Mary E. Marlowe v. IDS Property Casualty Insurance Company

SHIRLEY S. ABRAHAMSON, C.J.

¶ 61. {concurring). I agree with the majority opinion's conclusion that Wis. Stat. § 788.07 sets forth a narrow scope of discovery for arbitration proceedings in the absence of an explicit, specific, and clearly drafted arbitration clause to the contrary.

¶ 62. I also agree with the majority opinion's conclusion that parties to an arbitration can seek *499judicial intervention prior to the arbitrators' rendering an award only under special circumstances. These special circumstances are variously described in the majority opinion as "unusual circumstances," "compelling reason(s)," circumstances that "subject the aggrieved party to irreparable harm," "urgent or potentially irreparably prejudicial matters that demand the immediate attention of the courts," "especially urgent" circumstances, and circumstances that pose a "threat of irreparable harm." Majority op., ¶¶ 2, 20, 21, 60.

¶ 63. The majority then applies this rule to the present case and concludes that the Marlowes' action in the circuit court (and here) was premature because "no unusual circumstances justified an interlocutory appeal." Majority op., ¶¶ 2, 11, 22, 60.

¶ 64. Indeed, the majority goes so far as to say that the Marlowes did not suggest that the discovery dispute at arbitration was unusual in such a way as to justify intermediate intervention by the circuit court. Majority op., ¶ 21. On the contrary, the Marlowes made the logical and convincing argument that the arbitration panel's erroneous grant of broad discovery subjected them to the full-blown, time-consuming and costly burdens of litigation without the benefit of a jury trial and without an adequate remedy.

¶ 65. The majority decides at ¶ 21 that the Marlowes' judicial action is premature. As a matter of logic, the opinion should end there. Surprisingly, it does not. It goes on for another 39 paragraphs grappling with numerous issues, some briefed and some not briefed.

¶ 66. The majority opinion's reasoning is internally inconsistent. Or, as the majority opinion prefers to put it, it "seems at first blush incongruous" to hold that Marlowe's court action is premature and no relief *500should be granted and then to give Marlowe the relief requested. Majority op., ¶ 22.

¶ 67. The inconsistency, or if you prefer, the "incongruity at first," second, or third blush, is evident because the reasons the majority uses to justify its deciding the substantive discovery issue also justify judicial intervention by the circuit court according to the rule set forth in the majority opinion: the case presents "special circumstances," "unusual or especially urgent circumstances," and "compelling reasons."

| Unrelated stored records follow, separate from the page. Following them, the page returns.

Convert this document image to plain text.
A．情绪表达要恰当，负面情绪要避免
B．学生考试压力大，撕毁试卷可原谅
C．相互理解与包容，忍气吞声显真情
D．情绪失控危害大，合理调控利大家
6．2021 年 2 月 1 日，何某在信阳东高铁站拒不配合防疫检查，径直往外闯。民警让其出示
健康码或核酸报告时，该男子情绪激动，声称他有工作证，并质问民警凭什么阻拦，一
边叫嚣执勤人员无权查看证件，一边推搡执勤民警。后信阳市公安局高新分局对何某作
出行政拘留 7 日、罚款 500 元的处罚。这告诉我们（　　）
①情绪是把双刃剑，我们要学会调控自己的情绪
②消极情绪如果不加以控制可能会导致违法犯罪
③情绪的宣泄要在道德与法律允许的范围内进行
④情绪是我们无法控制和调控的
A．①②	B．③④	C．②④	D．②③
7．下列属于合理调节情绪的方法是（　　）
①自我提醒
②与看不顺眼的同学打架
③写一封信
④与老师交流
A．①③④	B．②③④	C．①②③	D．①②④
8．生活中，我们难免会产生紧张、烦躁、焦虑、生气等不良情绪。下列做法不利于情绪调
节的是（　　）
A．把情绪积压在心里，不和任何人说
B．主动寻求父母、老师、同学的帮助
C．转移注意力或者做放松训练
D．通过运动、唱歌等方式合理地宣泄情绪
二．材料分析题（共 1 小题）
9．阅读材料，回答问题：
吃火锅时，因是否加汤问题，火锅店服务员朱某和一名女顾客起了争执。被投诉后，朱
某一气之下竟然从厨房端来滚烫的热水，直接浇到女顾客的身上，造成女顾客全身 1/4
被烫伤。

¶ 68. And what are the special, unusual or especially urgent circumstances or compelling reasons the majority gives for deciding the substantive issue in this premature action? To use the majority opinion's own words, if we did not decide this issue,

we would allow an erroneous rule to retain the force of law, not only in this case, but in all others. Moreover, further delay of the issue's ultimate resolution would impede even further the efficient disposition the parties bargained for by agreeing to arbitration. Lastly, we will be required to answer the important question presented by the discovery dispute sooner or later. It would only frustrate judicial economy were we to unnecessarily put the question off for another day, particularly when we would thereby cause arbitration in this case to proceed under the wrong statute in violation of a clear legislative dictate.

Majority op., ¶ 22 (emphasis added).

¶ 69. Prohibiting the Marlowes from obtaining immediate judicial intervention at the circuit court on a clearly erroneous arbitration decision relating to discovery, to use the words of the majority opinion, "would allow an erroneous rule" to have the force of law in the Marlowes' case; would cause "further delay of the issue's ultimate resolution"; "would impede even further the *501efficient disposition the parties bargained for by agreeing to arbitration"; "would frustrate judicial economy"; and would "cause arbitration ... to proceed under the wrong statute in violation of a clear legislative dictate." Furthermore, the circuit court "will be required to answer the important question presented by the discovery dispute sooner or later." Majority op., ¶ 22.

¶ 70. For the very reasoning and analysis set forth in the majority opinion, I conclude that the Marlowe matter presents special circumstances and that the adjudication was not premature at the circuit court or here.

¶ 71. For the reasons set forth, I write separately.

¶ 72. I am authorized to state that Justice ANN WALSH BRADLEY joins this opinion.